Attorney Trent A. McCain, representing Maldonado and Lemus, issued a news release stating Hammond Officer Timothy L. Kreischer “unholstered his weapon, pointed it at the dog and fired three times, shooting the dog in the face.”
The news release said the shooting took place near to the couple's 7-year-old child at their former Hammond home.
Lilly, an 18-month-old pit bull, survived the shooting.
The news release refers to a subsequent Facebook posting from Hammond Mayor Thomas M. McDermott Jr., defending the officer’s actions and saying the dog had lunged at him in attack mode.
“Lilly neither charged at nor lunged at the officer,” McCain said. “Lilly was standing almost within arm’s length of a 7-year-old when Officer Kreischer discharged his weapon from 15-17 feet away.”
In a June 24 blog posting on the city of Hammond’s police website, Police Chief John Doughty defended the officer’s actions in response to a 911 call about a loose dog in the 6500 block of Jackson Avenue.
Doughty wrote, “The officer saw a sign and two flags in the front yard designating an electric fence had been installed to contain their dog.
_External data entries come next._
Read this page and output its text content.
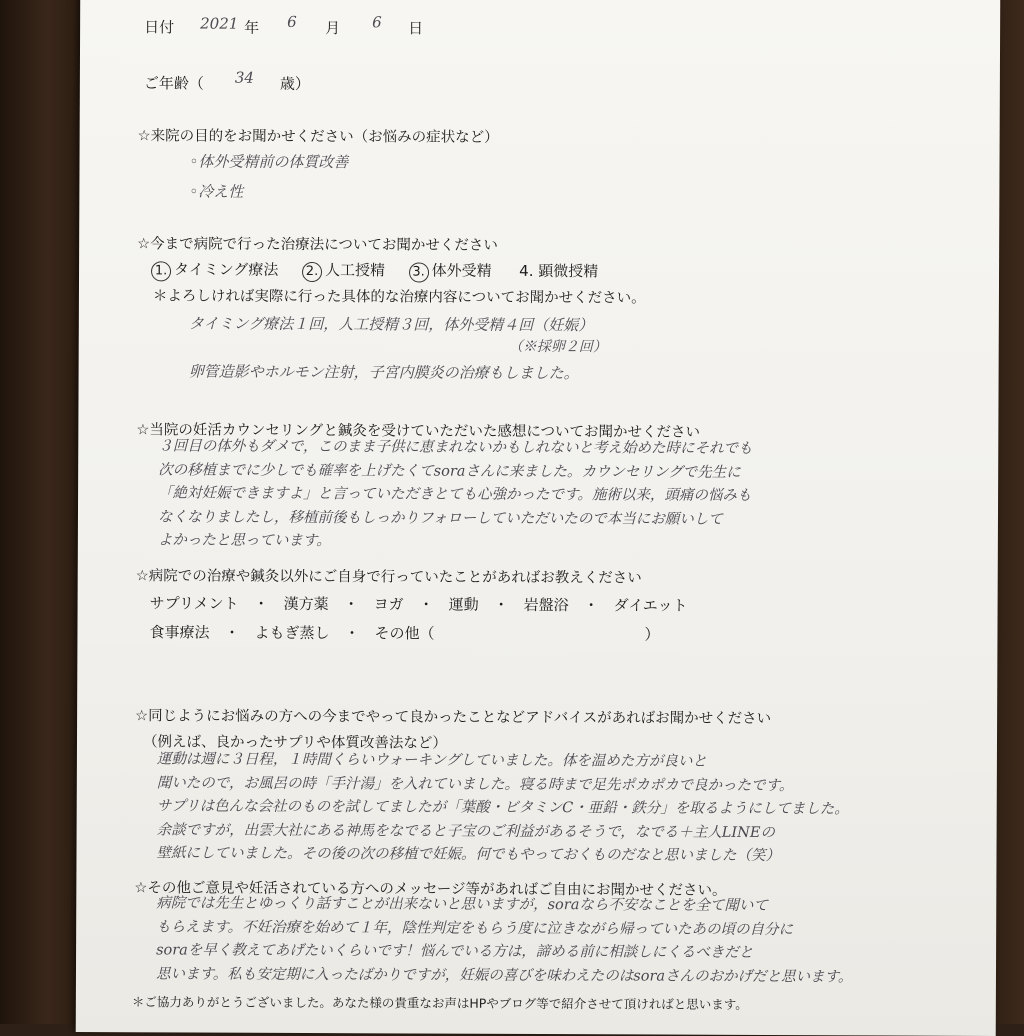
日付 2021 年 6 月 6 日
ご年齢（ 34 歳）
☆来院の目的をお聞かせください（お悩みの症状など）
◦体外受精前の体質改善
◦冷え性
☆今まで病院で行った治療法についてお聞かせください
1. タイミング療法 2. 人工授精 3. 体外受精 4. 顕微授精
＊よろしければ実際に行った具体的な治療内容についてお聞かせください。
タイミング療法１回，人工授精３回，体外受精４回（妊娠）
（※採卵２回）
卵管造影やホルモン注射，子宮内膜炎の治療もしました。
☆当院の妊活カウンセリングと鍼灸を受けていただいた感想についてお聞かせください
３回目の体外もダメで，このまま子供に恵まれないかもしれないと考え始めた時にそれでも
次の移植までに少しでも確率を上げたくてsoraさんに来ました。カウンセリングで先生に
「絶対妊娠できますよ」と言っていただきとても心強かったです。施術以来，頭痛の悩みも
なくなりましたし，移植前後もしっかりフォローしていただいたので本当にお願いして
よかったと思っています。
☆病院での治療や鍼灸以外にご自身で行っていたことがあればお教えください
サプリメント　・　漢方薬　・　ヨガ　・　運動　・　岩盤浴　・　ダイエット
食事療法　・　よもぎ蒸し　・　その他（　　　　　　　　　　　　　　）
☆同じようにお悩みの方への今までやって良かったことなどアドバイスがあればお聞かせください
（例えば、良かったサプリや体質改善法など）
運動は週に３日程，１時間くらいウォーキングしていました。体を温めた方が良いと
聞いたので，お風呂の時「手汁湯」を入れていました。寝る時まで足先ポカポカで良かったです。
サプリは色んな会社のものを試してましたが「葉酸・ビタミンC・亜鉛・鉄分」を取るようにしてました。
余談ですが，出雲大社にある神馬をなでると子宝のご利益があるそうで，なでる＋主人LINEの
壁紙にしていました。その後の次の移植で妊娠。何でもやっておくものだなと思いました（笑）
☆その他ご意見や妊活されている方へのメッセージ等があればご自由にお聞かせください。
病院では先生とゆっくり話すことが出来ないと思いますが，soraなら不安なことを全て聞いて
もらえます。不妊治療を始めて１年，陰性判定をもらう度に泣きながら帰っていたあの頃の自分に
soraを早く教えてあげたいくらいです！悩んでいる方は，諦める前に相談しにくるべきだと
思います。私も安定期に入ったばかりですが，妊娠の喜びを味わえたのはsoraさんのおかげだと思います。
＊ご協力ありがとうございました。あなた様の貴重なお声はHPやブログ等で紹介させて頂ければと思います。
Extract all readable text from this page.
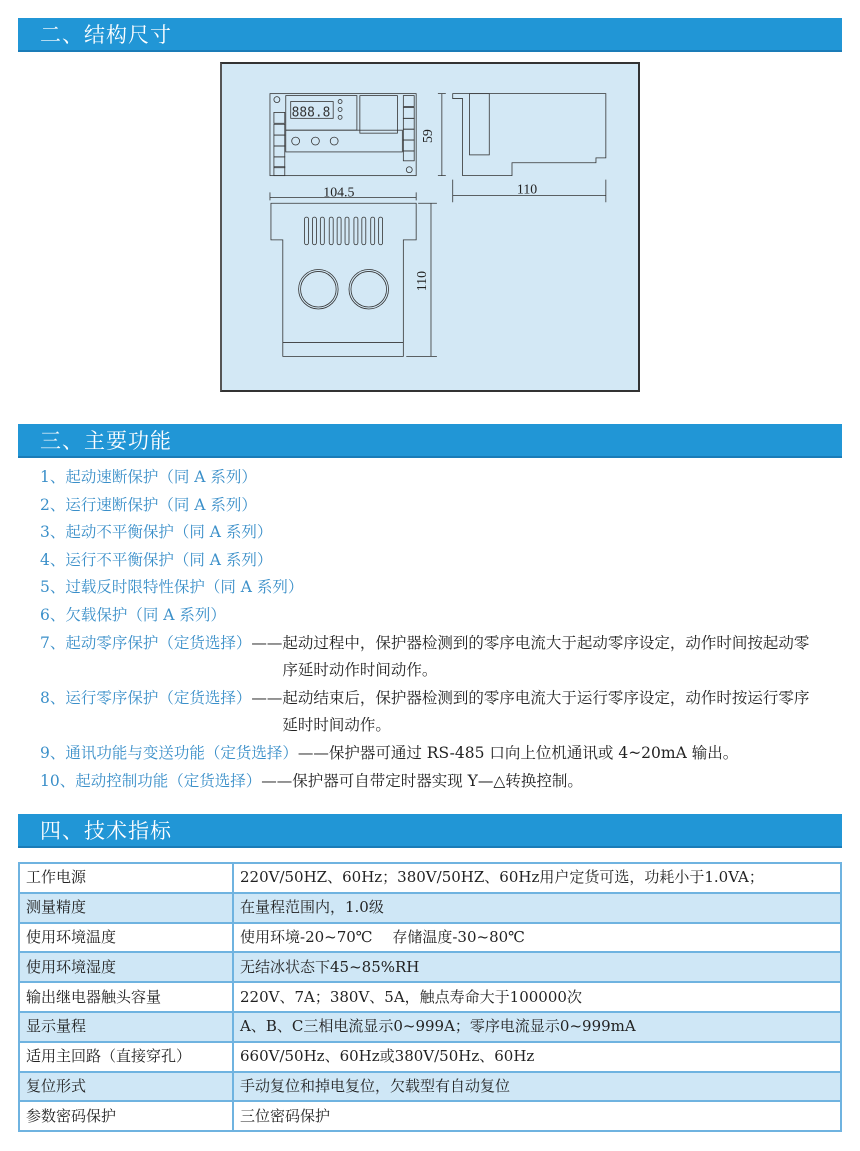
二、结构尺寸
888.8
59
110
104.5
110
三、主要功能
1、起动速断保护（同 A 系列）
2、运行速断保护（同 A 系列）
3、起动不平衡保护（同 A 系列）
4、运行不平衡保护（同 A 系列）
5、过载反时限特性保护（同 A 系列）
6、欠载保护（同 A 系列）
7、起动零序保护（定货选择） —— 起动过程中，保护器检测到的零序电流大于起动零序设定，动作时间按起动零序延时动作时间动作。
8、运行零序保护（定货选择） —— 起动结束后，保护器检测到的零序电流大于运行零序设定，动作时按运行零序延时时间动作。
9、通讯功能与变送功能（定货选择） —— 保护器可通过 RS-485 口向上位机通讯或 4~20mA 输出。
10、起动控制功能（定货选择） —— 保护器可自带定时器实现 Y—△转换控制。
四、技术指标
工作电源	220V/50HZ、60Hz；380V/50HZ、60Hz用户定货可选，功耗小于1.0VA；
测量精度	在量程范围内，1.0级
使用环境温度	使用环境-20~70℃　 存储温度-30~80℃
使用环境湿度	无结冰状态下45~85%RH
输出继电器触头容量	220V、7A；380V、5A，触点寿命大于100000次
显示量程	A、B、C三相电流显示0~999A；零序电流显示0~999mA
适用主回路（直接穿孔）	660V/50Hz、60Hz或380V/50Hz、60Hz
复位形式	手动复位和掉电复位，欠载型有自动复位
参数密码保护	三位密码保护
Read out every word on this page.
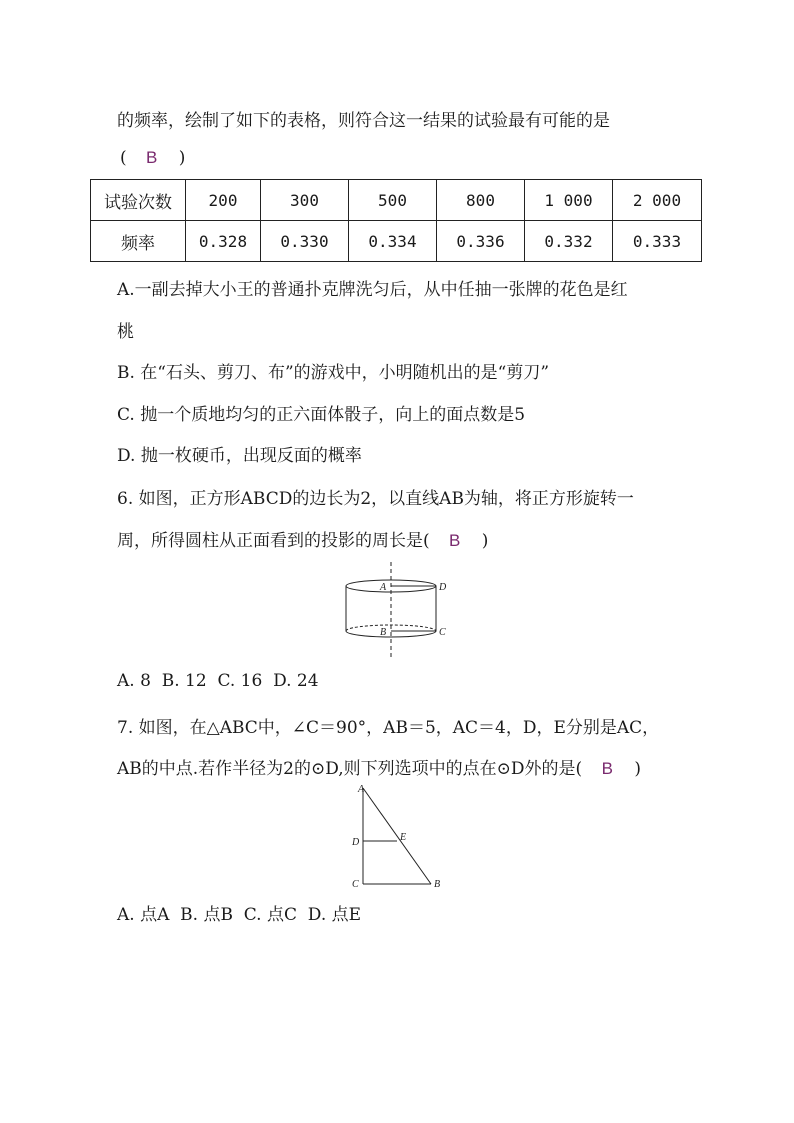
的频率，绘制了如下的表格，则符合这一结果的试验最有可能的是
( B )
试验次数	200	300	500	800	1 000	2 000
频率	0.328	0.330	0.334	0.336	0.332	0.333
A.一副去掉大小王的普通扑克牌洗匀后，从中任抽一张牌的花色是红
桃
B. 在“石头、剪刀、布”的游戏中，小明随机出的是“剪刀”
C. 抛一个质地均匀的正六面体骰子，向上的面点数是5
D. 抛一枚硬币，出现反面的概率
6. 如图，正方形ABCD的边长为2，以直线AB为轴，将正方形旋转一
周，所得圆柱从正面看到的投影的周长是( B )
A	D
B	C
A. 8  B. 12  C. 16  D. 24
7. 如图，在△ABC中，∠C＝90°，AB＝5，AC＝4，D，E分别是AC，
AB的中点.若作半径为2的⊙D,则下列选项中的点在⊙D外的是( B )
A
D	E
C	B
A. 点A  B. 点B  C. 点C  D. 点E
It announced a boundary that the dog could not pass. Note, an electric fence is against city ordinance … They can fail.”
Doughty explained when Kreischer attempted to get the attention of an adult, the dog starting running toward him. But as the officer backed up past the electric fence, the dog continued through the fence and continued running toward him.
“The dog retreated after one shot was fired,” Doughty said. “Animal Control was called to the scene. The owners were found to be in violation of several city ordinances, including no (dog) license, failure to restrain their dog and failure to maintain an actual fence.”
He said there were no children in close proximity at the time of the shooting, and police collected evidence indicating the dog had been trained to bite.
The lawsuit contends Kreischer was “intentional, unreasonable and grossly negligent” amounting to “callous or reckless indifference” to the plaintiff’s constitutional rights. The complaint seeks unspecified punitive damages and attorney fees.
Hammond Police spokesman Lt. Richard Hoyda said the department backs Kreischer’s version of events, and he has not been disciplined over the incident.